Das Blättchen - Zeitschrift für Politik, Kunst und Wirtschaft
18. Jahrgang | Nummer 17 | 17. August 2015

Wiener Melange - mit Risiken und Nebenwirkungen

von Gabriele Muthesius


Auch bei vollständiger Umsetzung der Wiener Vereinbarungen wird Iran in militärischer Hinsicht ein nukleares Schwellenland bleiben. Mohamed ElBaradei, Ex-Chef der IAEA, konstatierte, "die Führung in Iran [...] hat ihr Ziel erreicht: Iran ist eine virtuelle Atommacht". Und Udo Steinbach, der langjährige Direktor des Deutschen Orient-Instituts, hat völlig zu Recht auf folgendes hingewiesen: "Wenn sich die sicherheitspolitischen Bedingungen um Iran herum so verändern würden, dass Teheran doch eine Atombombe bauen will, können kein Abkommen und keine Sanktionen das verhindern."

Den Schwellenmachtstatus kann dem Land als Mitglied des Nichtverbreitungsvertrages (NPT) - gemäß dessen Bestimmungen im Hinblick auf die friedliche Nutzung der Kernenergie, inklusive Uran-Anreicherung für zivile Zwecke, - niemand verweigern, auch wenn etwa die israelische Führung das immer wieder fordert. Tel Aviv - illegale Atommacht seit Jahrzehnten und Nicht-Mitglied des NPT - hat dem Iran kurz nach Abschluss der Wiener Übereinkunft erneut Militärschläge angedroht. Nunmehr für den Fall einer Verletzung der Wiener Vereinbarungen. Um verbunkerte Atomanlagen sicher zerstören zu können, fehlen Israel aber weiterhin geeignete konventionelle Systeme, die die USA zu liefern bisher stets verweigert haben ...

Nukleare Schwellenmächte gibt es im Übrigen etliche auf der Welt (etwa Japan, Südkorea), und in der Vergangenheit haben schon einige von ihnen die Finger nach der Bombe ausgestreckt (Südafrika, Brasilien, Argentinien), sie dann jedoch wieder von entsprechenden Projekten gelassen, zum Teil auf der Basis internationaler Vereinbarungen.

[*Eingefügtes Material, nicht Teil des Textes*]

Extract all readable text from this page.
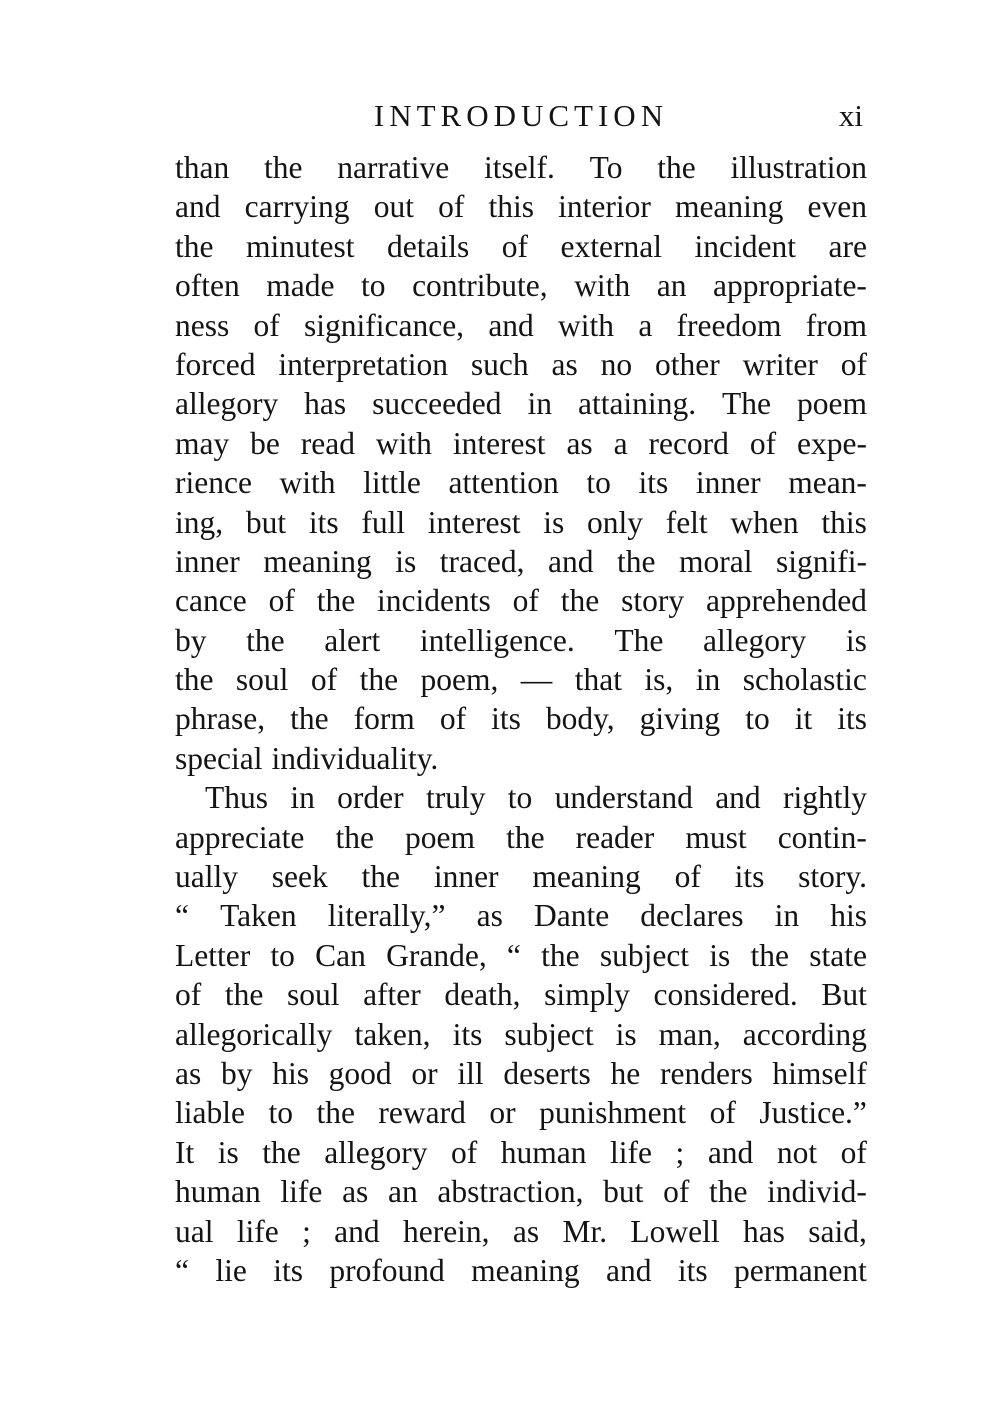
INTRODUCTION	xi
than the narrative itself. To the illustration
and carrying out of this interior meaning even
the minutest details of external incident are
often made to contribute, with an appropriate-
ness of significance, and with a freedom from
forced interpretation such as no other writer of
allegory has succeeded in attaining. The poem
may be read with interest as a record of expe-
rience with little attention to its inner mean-
ing, but its full interest is only felt when this
inner meaning is traced, and the moral signifi-
cance of the incidents of the story apprehended
by the alert intelligence. The allegory is
the soul of the poem, — that is, in scholastic
phrase, the form of its body, giving to it its
special individuality.
Thus in order truly to understand and rightly
appreciate the poem the reader must contin-
ually seek the inner meaning of its story.
“ Taken literally,” as Dante declares in his
Letter to Can Grande, “ the subject is the state
of the soul after death, simply considered. But
allegorically taken, its subject is man, according
as by his good or ill deserts he renders himself
liable to the reward or punishment of Justice.”
It is the allegory of human life ; and not of
human life as an abstraction, but of the individ-
ual life ; and herein, as Mr. Lowell has said,
“ lie its profound meaning and its permanent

Im Hinblick auf den Iran lautet die entscheidende Frage, ob und inwieweit es gelingen wird, Teheran in die internationale Gemeinschaft zu reintegrieren. Einen grundlegenden Ansatz dafür hat Christoph Bertram, der frühere Direktor der Stiftung Wissenschaft und Politik, bereits 2008 entwickelt - mit der Perspektive, "den Iran nicht länger als Gegner zu sehen, sondern ihn als Partner zu gewinnen". An die Adresse jener im Westen, die lieber Feindbilder kultivieren, erging seitens des Autors damals der nach wie vor zutreffende Hinweis, dass es "in der Außenpolitik gängige Übung ist, auch solche Länder zum Kreis umworbener Partner zu rechnen, die es an demokratischer Struktur und Gesinnung fehlen lassen". Bertram setzte sich insbesondere auch mit dem vorherrschenden Iran-Bild im Westen auf eine immer noch - oder besser: gerade jetzt wieder - bedenkenswerte Weise auseinander. (Siehe dazu ausführlich den Beitrag von Christoph Bertram in dieser Blättchen-Ausgabe.)

Vor diesem Hintergrund könnte der rasche Iran-Besuch von Bundeswirtschaftsminister Siegmar Gabriel in Teheran nach Abschluss der Wiener Übereinkunft, von manchen Seiten als vorschnelles Vorpreschen gescholten, auch ein Schritt in die richtige Richtung gewesen sein.

Die Frage nach der Reintegration Irans in die internationale Gemeinschaft ist aber längst nicht die einzige von strategischer Relevanz, die im Gefolge der Wiener Vereinbarungen zu stellen ist.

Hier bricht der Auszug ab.